Sunday, 13 November 2011

Don't panic! Don't Panic!

We have a plan … there's a lot of scenario planning, thinking about all possible outcomes. We have to deal with the world as it is... I don't think we should be panicking...

Said Baldrick  Lance-Corporal Jones  Vince Cable this week, discussing the Eurozone crisis, before reassuring us all by dropping that phrase about a potential 'Armageddon narrative' into the interview.

Thant's what he says, anyway. I've got a little theory that what the managers* of UK PLC, Deutschland GmbH, et al. actually want is to spread a few warning doses of fear and panic, in the hope that we'll stop thinking, not get too uppity and keep on voting to maintain the status quo, for fear of something worse. Margaret Thatcher's tireless old cheerleader TINA (There Is No Alternative) is still doing her stuff.

Sound advice at the moment would be to really not panic, switch off the noise machine, remember that Britain's not facing a real Armageddon and hold onto the thought that there is always an alternative.

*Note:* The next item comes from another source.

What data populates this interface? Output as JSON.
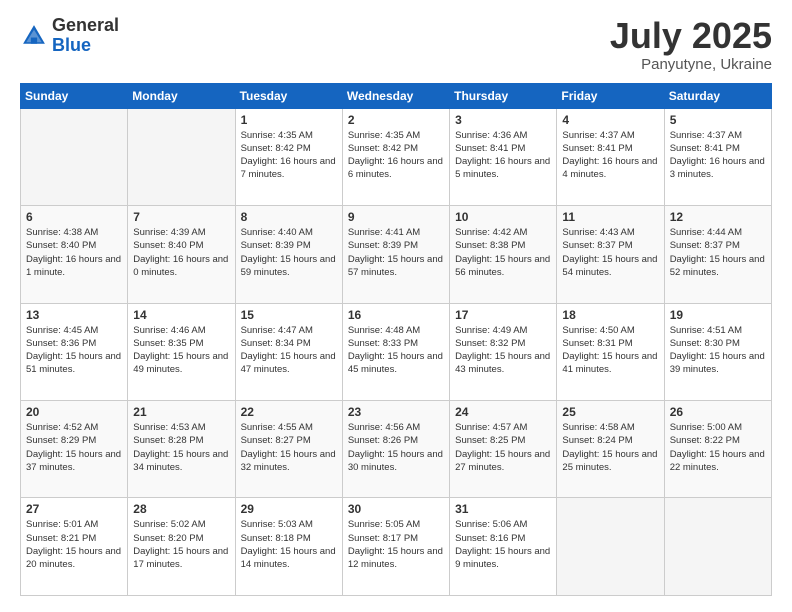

If you want to know what Britain seriously preparing for a real Armageddon looked like, take yourself back to the Cold War and sit yourself down in the driving seat of a Vulcan V-Bomber. With the nuclear doomsday clock at a few minutes to midnight, this is where some lucky soul might have been sitting, poised between being shot out of the Russian skies by a SAM missile** and unleashing the plane's own Blue Steel nuclear missile to incinerate a few hundred thousand souls in the blink of an eye.

Claustrophobic, cramped and functional, this was your office if your job was convincing the other power bloc that we were really serious about Mutually Assured Destruction (MAD). Real-life Dr Strangelove hardware and quite chilling. I've got a feeling that with a bit more awkward questioning, thought and flexibility and a bit less raah-raah-ing from TINA we could muddle through the Eurozone "Apocalypse" rather better than we'd have survived a nuclear holocaust.

Mind you, have you seen where the Doomsday Clock is at the moment? We're not out of the woods yet, are we? Maybe we should all be having a little panic - just not about the things the political class want us to panic about.



*They're getting to look a little less like politicians with some connection to voters and more like members of a managerial overclass every day.